De là, les raffinements les plus extraordinaires : après la Rime riche, on a voulu la Rime rare ; et toutes les gentillesses exotiques imaginables s’implantèrent comme des panaches de roi nègre au derrière du pauvre Alexandrin. — De là, un étrange abus du Sonnet dont on fit une sorte de monstre tour à tour tableau, statue, orfèvrerie, quinquaille, appelant cet éloge : « Comme c’est bien fait ! » — Ah ! le jour où ce gamin génial de Verlaine mit un sonnet la tête en bas ! ce jour-là, la première bombe éclata dans le temple de la Règle. Quelle débâcle de Parnassiens : les uns en sont restés pétrifiés, les autres se sont réveillés journalistes… De là encore, une superstition et une erreur technique. La première, le vers « bien frappé », le vers proverbe, le vers qu’on répète, le vers que les critiques enchâssent dans la monture en chrysocale de leurs articles et qui suffirait volontiers, selon eux, à jauger un poète. C’est un travers éminemment national. La seconde repose sur une assertion assez téméraire, à savoir que levers appelle forcément un second vers rimant avec lui et sans lequel il ne peut être complet.

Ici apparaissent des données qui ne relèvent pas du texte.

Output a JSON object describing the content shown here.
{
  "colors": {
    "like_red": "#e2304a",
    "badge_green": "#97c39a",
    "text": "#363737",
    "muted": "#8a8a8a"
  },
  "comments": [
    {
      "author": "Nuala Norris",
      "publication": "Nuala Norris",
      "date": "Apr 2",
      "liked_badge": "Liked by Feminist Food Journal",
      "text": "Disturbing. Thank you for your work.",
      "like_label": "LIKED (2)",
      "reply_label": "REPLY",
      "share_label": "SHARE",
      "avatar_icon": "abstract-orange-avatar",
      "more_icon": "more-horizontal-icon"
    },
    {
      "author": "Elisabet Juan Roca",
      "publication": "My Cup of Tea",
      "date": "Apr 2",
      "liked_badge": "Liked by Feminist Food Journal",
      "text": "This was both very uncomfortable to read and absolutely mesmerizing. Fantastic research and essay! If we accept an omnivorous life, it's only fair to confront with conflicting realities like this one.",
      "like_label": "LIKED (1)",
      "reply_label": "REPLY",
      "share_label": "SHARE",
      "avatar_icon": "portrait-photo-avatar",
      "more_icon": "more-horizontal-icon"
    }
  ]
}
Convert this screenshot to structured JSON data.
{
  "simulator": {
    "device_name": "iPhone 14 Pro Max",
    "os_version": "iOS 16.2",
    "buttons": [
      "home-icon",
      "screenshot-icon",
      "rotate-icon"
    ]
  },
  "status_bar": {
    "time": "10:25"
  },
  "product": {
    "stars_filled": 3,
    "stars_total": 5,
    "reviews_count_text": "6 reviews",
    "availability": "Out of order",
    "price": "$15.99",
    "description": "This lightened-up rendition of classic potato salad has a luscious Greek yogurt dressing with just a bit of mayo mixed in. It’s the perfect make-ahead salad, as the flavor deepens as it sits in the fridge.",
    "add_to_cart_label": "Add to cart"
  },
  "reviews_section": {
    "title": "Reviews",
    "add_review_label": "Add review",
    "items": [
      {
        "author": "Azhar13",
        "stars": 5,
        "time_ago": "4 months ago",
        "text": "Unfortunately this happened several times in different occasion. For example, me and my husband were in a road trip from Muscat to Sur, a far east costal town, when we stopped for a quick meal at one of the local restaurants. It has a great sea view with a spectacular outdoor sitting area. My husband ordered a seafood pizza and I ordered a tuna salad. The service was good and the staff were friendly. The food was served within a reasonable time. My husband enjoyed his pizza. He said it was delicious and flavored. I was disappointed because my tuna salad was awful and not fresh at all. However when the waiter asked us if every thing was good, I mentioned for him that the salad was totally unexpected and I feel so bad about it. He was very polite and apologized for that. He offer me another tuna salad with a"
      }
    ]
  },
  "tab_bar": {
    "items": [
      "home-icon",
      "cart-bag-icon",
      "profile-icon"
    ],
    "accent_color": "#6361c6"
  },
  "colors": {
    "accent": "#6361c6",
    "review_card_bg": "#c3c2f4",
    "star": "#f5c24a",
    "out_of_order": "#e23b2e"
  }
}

On pourrait ajouter : de là le culte étrange voué par quelques-uns à l’Alexandrin devenu le type, le parangon, l’étalon, la Fleur sacrée auprès de laquelle les autres vers moins favorisés en syllabes ne sont que pariétaires et folles herbes.
Ce grand amour de l’Alexandrin s’explique : il était le vers qui renfermait le plus de syllabes. Resserrés par trop ailleurs, retenus aux octrois de la Rime vexatoire, traqués aux carrefours de la Succession Régulière, relevant des tribunaux de la Tradition, condamnés à la sportule du nombre réglementaire de syllabes, les poètes trouvaient par l’Alexandrin un simulacre de liberté.
L’Alexandrin peut être, il est vrai, un vers excellent : délivré de ses entraves, il s’accommode fort au récit et au dialogue dramatique, mais, en principe, il ne possède aucune supériorité rythmique ou autre sur les vers de mètres différents. Un bon Alexandrin vaut mieux qu’un mauvais vers de dix syllabes — et réciproquement. Rien de plus, car il n’existe pas d’Alexandrin idéal, passant dans les rêves des poètes, dieu suprême de l’Art, orchestre, mot synthétique, geste solennel résumant toutes les phrases et tous les poèmes, sorte de syllabe Om dont certains parlent, les yeux en extase, la voix tremblante, avec des airs de Bouddha contemplant son nombril.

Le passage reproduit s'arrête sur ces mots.